Woakes got the nod due to the pink-ball factor and Wood’s workload concerns, but the right-armer finished with figures of 1/103, conceding at nearly 4.50 runs an over. He was, in particular, taken apart in the final session of Day 2, when the Aussie tail-enders smashed him into oblivion.
Talking to cricket.com.au, Ponting claimed that he doesn’t know why ‘England bothered picking Woakes’ in Adelaide.
"Woakes was ineffective again – I'm not sure why they bothered picking him in Adelaide when they've got Wood there,” Ponting told cricket.com.au.
"To me Wood would have given them a lot more variation in their attack and then Stokes could have pitched it up and bowled like a normal seamer, which he's good at, and Wood could have taken the role Stokes had.
"That's up for them – they've got their own think tank and the ways they think about the game and what they want to get out of their players.
"But it looked like after Plan A didn't work, they didn't have much after that."
Adelaide saw the return of veterans Jimmy Anderson and Stuart Broad, but after a threatening new ball spell on the first day, the duo were largely unthreatening. Both bowlers managed to keep things tight, but did not create as many chances as Root would have hoped for.
Ponting reckoned that there was a stubbornness from both the seamers to bowl risk-free lengths, and claimed that both Anderson and Broad showed an unwillingness to change.
"It can also be stubbornness from the bowlers and the unwillingness to change – that's what it looked like from Broad and Anderson with the new ball yesterday," said Ponting.
"It was like, 'No we'll run in and bowl back-of-a-length, bowl tight, not give them any runs and we'll strike and before you know it they'll be three or four down with the scoreboard not going anywhere'.
"Well. it didn't happen and it doesn't happen very often against good players.”
England did not bowl full in order to keep things tight, but Ponting brought up the example of Glenn McGrath and revealed how he would keep the mid-on and mid-off fielders straight when he bowls full, in order to give himself more protection.
"One simple thing we used to do with Glenn (McGrath) when he wanted to pitch the ball up and attack the stumps was instead of having your mid-on and mid-off in really tight and really wide, you drag your mid-on and mid-off straighter and deeper and give them the confidence they're not going to get hit back down the ground again.
"England all day yesterday had their mid-on and mid-off wide and tight.
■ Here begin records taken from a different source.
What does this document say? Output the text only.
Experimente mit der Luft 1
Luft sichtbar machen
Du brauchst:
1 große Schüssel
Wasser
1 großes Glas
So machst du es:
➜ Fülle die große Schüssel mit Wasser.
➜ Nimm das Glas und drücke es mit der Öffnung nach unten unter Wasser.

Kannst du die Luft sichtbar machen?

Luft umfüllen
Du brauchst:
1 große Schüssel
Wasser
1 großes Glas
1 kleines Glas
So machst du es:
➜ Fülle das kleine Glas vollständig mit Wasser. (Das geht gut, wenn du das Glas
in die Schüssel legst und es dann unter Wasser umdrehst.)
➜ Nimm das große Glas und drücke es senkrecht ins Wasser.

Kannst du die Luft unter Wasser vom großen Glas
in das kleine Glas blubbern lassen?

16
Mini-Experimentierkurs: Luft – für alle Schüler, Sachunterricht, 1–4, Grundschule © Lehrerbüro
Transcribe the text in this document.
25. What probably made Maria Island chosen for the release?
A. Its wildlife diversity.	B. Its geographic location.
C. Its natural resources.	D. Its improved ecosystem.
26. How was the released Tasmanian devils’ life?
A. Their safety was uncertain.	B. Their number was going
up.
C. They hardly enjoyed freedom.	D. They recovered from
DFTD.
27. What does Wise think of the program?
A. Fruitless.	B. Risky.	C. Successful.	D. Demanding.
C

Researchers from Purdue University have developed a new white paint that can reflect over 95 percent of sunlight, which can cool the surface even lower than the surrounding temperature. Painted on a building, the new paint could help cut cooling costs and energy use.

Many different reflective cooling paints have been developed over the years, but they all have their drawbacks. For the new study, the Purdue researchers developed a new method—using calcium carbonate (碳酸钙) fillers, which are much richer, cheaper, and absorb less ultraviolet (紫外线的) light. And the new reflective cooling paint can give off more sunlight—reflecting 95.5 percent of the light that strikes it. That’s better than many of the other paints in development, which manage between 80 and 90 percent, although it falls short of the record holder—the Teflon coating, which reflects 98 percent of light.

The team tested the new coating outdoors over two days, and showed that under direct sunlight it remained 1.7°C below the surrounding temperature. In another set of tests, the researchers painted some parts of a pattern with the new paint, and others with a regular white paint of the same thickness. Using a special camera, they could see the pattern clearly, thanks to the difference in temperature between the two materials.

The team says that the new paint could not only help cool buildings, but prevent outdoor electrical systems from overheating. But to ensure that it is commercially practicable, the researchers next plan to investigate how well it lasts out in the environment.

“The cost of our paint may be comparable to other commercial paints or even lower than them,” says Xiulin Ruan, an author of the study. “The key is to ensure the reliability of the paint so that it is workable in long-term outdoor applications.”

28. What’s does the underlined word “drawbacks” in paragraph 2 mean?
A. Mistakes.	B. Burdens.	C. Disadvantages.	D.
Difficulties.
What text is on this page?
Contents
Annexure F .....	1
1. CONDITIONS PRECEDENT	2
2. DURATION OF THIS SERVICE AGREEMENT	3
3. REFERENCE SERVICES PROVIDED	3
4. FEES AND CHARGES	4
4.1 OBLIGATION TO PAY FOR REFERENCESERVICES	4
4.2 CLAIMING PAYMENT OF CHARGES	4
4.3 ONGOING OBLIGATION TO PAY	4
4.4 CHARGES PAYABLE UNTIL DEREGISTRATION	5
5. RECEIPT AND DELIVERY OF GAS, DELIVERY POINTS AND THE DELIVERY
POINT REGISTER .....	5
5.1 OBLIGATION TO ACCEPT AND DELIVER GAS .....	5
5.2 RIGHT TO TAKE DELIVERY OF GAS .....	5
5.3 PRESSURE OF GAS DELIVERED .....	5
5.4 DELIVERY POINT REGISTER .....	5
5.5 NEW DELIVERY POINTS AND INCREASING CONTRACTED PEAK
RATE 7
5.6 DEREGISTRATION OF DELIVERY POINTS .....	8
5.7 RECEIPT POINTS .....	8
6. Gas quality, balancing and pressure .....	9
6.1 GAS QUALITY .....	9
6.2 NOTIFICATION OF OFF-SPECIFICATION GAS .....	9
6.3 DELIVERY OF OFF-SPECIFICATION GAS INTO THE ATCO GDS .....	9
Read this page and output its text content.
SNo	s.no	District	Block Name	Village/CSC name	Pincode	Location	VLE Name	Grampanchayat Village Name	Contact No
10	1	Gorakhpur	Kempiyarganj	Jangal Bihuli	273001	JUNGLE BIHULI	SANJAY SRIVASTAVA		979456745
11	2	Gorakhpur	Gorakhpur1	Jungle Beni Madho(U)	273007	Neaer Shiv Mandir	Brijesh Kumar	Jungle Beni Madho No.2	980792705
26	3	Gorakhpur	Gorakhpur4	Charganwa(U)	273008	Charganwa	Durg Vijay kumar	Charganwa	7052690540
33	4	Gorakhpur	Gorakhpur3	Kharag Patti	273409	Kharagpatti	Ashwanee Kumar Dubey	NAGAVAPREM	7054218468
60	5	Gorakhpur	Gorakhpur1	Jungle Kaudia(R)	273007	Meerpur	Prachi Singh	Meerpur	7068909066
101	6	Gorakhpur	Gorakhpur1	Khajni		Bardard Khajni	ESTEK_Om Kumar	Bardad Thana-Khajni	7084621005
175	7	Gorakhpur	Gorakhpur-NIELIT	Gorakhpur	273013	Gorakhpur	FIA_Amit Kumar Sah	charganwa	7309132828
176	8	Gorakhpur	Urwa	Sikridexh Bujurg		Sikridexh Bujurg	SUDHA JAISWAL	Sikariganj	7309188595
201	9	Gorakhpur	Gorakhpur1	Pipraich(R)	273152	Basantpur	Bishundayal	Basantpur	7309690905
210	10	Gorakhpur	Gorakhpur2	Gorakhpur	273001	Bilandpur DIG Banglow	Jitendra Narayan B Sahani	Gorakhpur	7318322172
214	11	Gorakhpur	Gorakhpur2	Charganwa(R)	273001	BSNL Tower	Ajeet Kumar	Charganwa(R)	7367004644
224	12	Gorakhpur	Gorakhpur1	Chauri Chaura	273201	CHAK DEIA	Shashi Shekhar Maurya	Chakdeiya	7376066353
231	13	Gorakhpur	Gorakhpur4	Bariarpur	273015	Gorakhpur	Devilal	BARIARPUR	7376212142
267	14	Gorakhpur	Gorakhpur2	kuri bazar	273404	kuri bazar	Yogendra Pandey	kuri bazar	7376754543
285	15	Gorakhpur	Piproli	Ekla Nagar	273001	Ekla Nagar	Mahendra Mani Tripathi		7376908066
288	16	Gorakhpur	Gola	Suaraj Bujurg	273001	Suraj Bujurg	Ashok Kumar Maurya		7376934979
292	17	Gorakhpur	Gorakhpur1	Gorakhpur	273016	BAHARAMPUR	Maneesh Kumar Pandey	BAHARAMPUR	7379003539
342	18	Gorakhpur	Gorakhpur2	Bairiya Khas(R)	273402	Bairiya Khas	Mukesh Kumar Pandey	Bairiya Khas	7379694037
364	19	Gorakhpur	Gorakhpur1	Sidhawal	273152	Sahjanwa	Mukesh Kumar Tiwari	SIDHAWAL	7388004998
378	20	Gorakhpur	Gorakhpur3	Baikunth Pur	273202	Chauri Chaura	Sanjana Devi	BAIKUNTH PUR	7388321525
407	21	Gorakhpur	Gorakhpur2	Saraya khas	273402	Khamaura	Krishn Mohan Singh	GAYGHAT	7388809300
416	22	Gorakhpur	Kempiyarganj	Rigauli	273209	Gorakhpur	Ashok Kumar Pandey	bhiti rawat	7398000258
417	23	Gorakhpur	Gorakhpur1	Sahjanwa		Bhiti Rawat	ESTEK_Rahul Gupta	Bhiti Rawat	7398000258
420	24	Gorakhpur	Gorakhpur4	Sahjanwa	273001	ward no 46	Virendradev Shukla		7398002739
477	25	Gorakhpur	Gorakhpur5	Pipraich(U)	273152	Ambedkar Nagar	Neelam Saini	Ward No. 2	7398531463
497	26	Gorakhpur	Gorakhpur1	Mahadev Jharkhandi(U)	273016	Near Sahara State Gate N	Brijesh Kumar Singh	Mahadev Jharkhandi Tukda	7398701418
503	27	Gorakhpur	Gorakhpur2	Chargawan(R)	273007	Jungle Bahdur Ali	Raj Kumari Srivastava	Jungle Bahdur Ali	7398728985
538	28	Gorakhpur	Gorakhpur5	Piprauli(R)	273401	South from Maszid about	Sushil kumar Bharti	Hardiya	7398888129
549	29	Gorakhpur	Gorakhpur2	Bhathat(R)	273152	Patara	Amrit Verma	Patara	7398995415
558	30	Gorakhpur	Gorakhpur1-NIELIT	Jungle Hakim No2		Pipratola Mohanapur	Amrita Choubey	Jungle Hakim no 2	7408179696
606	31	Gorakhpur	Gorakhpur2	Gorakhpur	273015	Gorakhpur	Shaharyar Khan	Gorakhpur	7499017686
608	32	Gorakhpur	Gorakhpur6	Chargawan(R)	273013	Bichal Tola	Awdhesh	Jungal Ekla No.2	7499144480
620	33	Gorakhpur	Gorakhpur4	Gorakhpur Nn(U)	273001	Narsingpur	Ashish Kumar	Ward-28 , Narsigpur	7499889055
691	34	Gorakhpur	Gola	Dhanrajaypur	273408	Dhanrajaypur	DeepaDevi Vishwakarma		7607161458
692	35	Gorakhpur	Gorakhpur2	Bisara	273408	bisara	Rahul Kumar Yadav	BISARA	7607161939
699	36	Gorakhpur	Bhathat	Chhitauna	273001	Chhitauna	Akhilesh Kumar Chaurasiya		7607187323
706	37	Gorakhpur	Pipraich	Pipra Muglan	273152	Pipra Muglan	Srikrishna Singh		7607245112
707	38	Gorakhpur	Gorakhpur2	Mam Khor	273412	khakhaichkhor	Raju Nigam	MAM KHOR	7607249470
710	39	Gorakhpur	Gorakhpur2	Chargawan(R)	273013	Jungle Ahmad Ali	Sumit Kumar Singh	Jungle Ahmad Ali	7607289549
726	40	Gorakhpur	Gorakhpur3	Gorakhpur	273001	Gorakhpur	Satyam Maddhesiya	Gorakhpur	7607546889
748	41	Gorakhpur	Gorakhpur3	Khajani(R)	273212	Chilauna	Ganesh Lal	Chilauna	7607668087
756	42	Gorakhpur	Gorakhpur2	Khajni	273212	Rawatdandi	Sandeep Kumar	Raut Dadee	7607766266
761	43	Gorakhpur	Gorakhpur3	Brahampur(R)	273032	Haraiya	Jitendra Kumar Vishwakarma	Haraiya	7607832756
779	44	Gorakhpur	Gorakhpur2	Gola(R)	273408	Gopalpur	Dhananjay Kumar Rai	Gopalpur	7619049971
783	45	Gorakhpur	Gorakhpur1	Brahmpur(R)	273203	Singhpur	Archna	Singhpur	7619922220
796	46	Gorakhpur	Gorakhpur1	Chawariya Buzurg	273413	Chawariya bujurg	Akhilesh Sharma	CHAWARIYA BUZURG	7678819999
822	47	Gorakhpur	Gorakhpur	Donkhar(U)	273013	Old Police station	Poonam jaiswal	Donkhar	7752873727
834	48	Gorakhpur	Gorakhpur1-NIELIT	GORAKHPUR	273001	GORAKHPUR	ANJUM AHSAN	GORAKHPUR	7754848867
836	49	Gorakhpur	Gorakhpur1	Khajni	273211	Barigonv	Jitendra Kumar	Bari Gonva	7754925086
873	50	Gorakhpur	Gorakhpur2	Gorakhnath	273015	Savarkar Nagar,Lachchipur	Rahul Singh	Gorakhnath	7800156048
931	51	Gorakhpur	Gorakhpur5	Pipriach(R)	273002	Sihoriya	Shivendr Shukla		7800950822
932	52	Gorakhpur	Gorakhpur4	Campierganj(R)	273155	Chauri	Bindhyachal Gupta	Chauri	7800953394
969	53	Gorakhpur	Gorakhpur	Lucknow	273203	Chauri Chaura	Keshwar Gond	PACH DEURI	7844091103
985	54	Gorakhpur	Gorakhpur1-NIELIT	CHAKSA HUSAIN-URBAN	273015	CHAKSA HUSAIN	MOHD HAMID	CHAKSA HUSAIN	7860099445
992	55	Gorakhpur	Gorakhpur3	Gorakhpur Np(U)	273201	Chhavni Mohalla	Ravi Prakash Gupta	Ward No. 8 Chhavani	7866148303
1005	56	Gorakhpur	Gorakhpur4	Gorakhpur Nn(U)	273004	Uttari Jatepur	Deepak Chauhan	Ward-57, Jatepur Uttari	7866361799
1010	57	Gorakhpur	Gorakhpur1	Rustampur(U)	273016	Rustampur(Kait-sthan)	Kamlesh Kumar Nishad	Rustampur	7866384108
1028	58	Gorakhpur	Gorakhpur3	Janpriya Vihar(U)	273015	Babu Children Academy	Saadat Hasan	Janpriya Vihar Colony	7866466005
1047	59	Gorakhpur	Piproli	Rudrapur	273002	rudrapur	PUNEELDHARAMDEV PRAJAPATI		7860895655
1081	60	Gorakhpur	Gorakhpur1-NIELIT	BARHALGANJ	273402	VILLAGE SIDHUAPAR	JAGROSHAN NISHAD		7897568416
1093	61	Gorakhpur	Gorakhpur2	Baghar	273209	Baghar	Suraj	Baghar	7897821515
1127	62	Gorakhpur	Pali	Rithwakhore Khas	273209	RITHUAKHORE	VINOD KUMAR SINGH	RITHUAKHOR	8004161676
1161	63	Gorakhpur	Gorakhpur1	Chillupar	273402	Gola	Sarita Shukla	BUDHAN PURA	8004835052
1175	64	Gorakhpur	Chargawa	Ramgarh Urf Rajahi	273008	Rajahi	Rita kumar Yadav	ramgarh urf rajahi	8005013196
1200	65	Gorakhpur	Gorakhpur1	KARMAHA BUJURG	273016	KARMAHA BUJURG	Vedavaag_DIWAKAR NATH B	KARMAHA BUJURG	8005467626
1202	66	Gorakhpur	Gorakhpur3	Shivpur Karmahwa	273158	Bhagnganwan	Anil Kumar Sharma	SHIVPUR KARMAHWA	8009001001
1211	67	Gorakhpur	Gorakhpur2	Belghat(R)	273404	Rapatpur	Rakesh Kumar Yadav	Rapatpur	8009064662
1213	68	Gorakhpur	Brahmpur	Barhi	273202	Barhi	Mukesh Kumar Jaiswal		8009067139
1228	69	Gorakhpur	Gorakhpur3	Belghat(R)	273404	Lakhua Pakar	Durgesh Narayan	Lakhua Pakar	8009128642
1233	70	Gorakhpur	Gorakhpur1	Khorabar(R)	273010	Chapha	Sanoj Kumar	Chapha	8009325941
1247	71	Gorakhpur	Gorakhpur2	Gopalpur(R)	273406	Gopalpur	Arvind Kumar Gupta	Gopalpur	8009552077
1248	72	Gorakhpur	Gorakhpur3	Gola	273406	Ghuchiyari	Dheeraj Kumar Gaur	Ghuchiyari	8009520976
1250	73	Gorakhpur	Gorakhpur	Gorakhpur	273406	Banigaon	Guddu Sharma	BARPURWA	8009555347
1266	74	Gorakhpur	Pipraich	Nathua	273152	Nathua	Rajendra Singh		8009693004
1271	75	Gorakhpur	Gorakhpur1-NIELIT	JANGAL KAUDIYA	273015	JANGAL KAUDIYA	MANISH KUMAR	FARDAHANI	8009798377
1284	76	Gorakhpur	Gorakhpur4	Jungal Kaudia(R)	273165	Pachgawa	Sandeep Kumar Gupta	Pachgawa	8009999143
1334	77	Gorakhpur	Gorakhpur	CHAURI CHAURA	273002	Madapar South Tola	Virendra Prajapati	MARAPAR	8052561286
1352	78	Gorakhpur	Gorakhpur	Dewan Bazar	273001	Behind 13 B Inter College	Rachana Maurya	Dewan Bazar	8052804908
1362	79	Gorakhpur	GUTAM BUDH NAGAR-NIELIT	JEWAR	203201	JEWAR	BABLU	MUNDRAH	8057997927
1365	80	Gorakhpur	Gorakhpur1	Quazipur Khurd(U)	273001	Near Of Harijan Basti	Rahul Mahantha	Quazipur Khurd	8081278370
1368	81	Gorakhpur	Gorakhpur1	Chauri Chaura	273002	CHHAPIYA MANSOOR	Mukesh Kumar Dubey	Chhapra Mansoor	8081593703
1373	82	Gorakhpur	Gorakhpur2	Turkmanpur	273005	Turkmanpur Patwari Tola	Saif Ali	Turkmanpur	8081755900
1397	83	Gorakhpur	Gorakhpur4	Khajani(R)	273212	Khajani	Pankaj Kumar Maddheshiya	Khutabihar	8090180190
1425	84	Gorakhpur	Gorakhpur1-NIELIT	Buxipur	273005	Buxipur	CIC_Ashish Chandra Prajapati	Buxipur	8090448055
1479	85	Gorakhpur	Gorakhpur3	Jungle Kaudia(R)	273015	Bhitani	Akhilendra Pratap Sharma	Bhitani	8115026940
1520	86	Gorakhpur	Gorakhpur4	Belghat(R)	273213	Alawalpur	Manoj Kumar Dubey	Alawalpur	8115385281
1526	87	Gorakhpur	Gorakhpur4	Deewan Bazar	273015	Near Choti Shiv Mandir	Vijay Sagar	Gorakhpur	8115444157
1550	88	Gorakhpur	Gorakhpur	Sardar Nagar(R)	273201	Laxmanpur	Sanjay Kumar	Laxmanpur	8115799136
The bowler straightaway knows then they can't pitch it up.
"Just little things like that – I don't know if it's the bowlers doing that or the captain is doing it.
"The other side to look at it is, because the field is so tight, does that make the bowler bowl back of a length? Or is the fielder in that tight because the bowler is bowling back of a length and wants to save the one?"